Abstract
Objective:
Multiple analytical approaches, based on plasma pTau217 and Aβ42/40 measurements, are evaluated using discriminatory performance for amyloid PET with the goal of developing a confirmatory test for Aβ pathology demonstrating ≥90% sensitivity and specificity.
Background:
Recent advances in automated immunoassays have enabled sensitive detection of AD neuropathological markers Aβ42/40 and pTau217 in blood plasma, however, most exhibit <90% sensitivity and specificity with the application of a single cutoff.
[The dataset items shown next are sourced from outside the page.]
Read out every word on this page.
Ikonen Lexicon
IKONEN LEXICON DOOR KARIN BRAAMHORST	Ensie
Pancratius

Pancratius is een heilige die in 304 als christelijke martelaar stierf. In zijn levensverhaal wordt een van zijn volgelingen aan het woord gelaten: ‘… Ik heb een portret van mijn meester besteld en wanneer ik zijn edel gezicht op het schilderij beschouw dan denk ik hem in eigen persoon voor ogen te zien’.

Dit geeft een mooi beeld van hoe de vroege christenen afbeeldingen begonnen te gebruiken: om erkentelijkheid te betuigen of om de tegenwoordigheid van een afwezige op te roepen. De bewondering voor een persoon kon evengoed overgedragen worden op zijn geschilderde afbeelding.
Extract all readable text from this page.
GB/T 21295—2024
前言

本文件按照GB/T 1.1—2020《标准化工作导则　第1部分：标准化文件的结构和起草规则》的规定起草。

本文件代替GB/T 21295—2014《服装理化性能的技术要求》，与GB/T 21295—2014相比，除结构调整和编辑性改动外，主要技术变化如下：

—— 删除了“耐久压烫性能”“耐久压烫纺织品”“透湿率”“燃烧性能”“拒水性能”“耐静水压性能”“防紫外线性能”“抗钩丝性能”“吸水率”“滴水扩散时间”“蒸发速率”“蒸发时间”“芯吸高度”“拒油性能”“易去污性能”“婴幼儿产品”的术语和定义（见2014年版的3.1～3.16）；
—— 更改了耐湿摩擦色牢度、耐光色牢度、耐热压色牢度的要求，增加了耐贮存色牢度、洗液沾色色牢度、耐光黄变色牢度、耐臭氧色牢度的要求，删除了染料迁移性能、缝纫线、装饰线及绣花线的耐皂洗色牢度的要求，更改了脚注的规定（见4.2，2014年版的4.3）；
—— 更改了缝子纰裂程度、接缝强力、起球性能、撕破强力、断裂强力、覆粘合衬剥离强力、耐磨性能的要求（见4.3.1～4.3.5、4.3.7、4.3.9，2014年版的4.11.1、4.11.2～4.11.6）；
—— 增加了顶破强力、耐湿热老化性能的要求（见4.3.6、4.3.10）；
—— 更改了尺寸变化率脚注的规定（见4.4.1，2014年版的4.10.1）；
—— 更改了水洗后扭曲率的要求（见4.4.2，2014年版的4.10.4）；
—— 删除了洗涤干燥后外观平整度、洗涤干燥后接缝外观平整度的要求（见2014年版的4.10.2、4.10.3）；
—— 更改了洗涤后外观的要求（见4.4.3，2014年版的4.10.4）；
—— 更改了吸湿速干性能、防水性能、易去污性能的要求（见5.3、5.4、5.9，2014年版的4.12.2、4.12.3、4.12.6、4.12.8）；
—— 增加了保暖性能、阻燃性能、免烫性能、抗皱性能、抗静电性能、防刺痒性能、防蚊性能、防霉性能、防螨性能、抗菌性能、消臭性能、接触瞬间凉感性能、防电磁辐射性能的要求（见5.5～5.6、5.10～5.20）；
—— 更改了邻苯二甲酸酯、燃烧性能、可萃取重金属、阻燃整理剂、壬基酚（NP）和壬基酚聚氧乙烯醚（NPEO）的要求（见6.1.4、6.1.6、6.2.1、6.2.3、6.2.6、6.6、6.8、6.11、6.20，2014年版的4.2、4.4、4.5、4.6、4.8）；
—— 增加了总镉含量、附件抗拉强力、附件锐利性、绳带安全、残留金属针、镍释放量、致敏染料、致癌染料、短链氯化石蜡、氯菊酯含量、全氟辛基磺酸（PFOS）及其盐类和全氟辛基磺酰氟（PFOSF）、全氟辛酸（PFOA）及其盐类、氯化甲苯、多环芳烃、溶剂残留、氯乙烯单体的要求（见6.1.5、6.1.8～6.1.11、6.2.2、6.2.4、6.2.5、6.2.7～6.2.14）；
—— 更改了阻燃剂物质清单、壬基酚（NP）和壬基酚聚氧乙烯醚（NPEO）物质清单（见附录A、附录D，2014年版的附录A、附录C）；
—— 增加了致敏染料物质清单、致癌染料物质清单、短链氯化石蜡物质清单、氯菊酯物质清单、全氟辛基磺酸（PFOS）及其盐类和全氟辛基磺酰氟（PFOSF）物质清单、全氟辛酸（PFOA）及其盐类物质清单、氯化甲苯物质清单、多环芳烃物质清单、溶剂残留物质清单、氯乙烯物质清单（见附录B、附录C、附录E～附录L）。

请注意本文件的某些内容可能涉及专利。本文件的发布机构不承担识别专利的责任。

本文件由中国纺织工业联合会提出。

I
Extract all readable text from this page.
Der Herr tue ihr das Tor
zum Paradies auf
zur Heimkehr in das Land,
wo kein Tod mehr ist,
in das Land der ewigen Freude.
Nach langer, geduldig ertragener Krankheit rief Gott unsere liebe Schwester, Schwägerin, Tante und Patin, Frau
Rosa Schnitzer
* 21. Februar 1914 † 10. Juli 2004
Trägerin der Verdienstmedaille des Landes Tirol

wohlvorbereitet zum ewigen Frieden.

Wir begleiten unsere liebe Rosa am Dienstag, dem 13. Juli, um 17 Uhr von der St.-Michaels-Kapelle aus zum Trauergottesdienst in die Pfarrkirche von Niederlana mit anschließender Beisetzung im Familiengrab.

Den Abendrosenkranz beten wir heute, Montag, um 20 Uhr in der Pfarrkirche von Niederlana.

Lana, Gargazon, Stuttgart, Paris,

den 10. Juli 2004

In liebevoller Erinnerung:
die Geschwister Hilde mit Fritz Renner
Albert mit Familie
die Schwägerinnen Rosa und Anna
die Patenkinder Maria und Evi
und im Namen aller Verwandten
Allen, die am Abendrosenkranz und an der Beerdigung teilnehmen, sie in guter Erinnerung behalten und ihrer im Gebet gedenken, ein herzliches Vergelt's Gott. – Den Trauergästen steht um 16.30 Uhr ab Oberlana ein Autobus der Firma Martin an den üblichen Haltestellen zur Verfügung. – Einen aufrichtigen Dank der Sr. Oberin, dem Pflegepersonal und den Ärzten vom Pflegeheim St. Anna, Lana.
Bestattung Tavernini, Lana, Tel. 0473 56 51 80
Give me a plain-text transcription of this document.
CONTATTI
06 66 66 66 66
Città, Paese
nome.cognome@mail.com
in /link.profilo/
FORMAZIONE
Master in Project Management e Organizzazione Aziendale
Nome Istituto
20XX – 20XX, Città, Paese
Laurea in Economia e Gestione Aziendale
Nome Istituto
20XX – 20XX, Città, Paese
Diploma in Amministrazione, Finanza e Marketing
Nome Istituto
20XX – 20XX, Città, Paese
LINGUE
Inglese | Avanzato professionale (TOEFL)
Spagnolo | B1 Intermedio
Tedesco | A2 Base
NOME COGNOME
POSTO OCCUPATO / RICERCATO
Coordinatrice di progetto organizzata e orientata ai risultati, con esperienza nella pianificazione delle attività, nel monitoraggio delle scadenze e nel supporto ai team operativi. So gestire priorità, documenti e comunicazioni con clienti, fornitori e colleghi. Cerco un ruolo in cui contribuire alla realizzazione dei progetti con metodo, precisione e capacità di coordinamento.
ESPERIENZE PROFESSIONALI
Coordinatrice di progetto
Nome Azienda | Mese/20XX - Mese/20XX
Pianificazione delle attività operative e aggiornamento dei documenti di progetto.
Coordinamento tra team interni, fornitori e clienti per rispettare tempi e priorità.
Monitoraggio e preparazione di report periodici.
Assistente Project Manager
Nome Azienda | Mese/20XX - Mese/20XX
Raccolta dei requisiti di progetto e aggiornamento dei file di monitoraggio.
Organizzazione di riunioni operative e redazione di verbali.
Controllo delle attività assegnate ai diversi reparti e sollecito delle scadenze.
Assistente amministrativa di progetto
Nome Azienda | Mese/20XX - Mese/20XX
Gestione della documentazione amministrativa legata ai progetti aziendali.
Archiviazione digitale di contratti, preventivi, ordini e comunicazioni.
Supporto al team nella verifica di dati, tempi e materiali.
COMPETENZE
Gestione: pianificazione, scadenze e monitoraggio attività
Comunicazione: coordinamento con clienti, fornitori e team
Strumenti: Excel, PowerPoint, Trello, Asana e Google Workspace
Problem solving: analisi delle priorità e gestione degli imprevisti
Further characterization of increased diagnostic accuracy in pre- and symptomatic AD subjects is needed.
Design/Methods:
One hundred-ninety-seven participants from the AIBL cohort were selected representing a cross-sectional AD continuum population: cognitive unimpaired (CU) Aβ− (n=75), CU Aβ+ (n=48), mild cognitive impairment (MCI) Aβ+ (n=26), and AD Aβ+ (n=48) with amyloid PET positivity prevalence of 62.5%. EDTA-plasma samples were analyzed with Lumipulse pTau217 and Aβ42/40 assays. Multivariable models and ratios combining biomarkers, and +/− adjustment for demographic variables, were tested vs. single measurements for ROC-AUC concordance with amyloid PET, applying single vs. dual cutoff approaches.
Results:
Models containing pTau217 and Aβ42 or Aβ42/40 ratio, adjusted for demographic variables, provided improved concordance with amyloid PET over pTau217 alone in the entire group (AUC=0.965 vs 0.941). pTau217/Aβ42 ratio results in AUC=0.961 (unadjusted, p = 0.01 vs pTau217 alone) vs 0.97 (adjusted). Application of a single pTau217/Aβ42 cutoff results in 93% sensitivity, 92% specificity and 93% accuracy; an improvement over pTau217 alone (95% sensitivity, 83% specificity, 90% accuracy). Application of dual pTau217/Aβ42 cutoffs set to achieve 95% sensitivity and specificity results in 9% of participants in an intermediate category.
Conclusions:
The improved performance of the pTau217/Aβ42 ratio relative to pTau217 alone, comparable to more complex multivariable models, meets a recommended performance of a confirmatory AD blood biomarker test of ≥90% sensitivity and specificity. Further characterization will be performed in a cognitive impaired intent to treat population.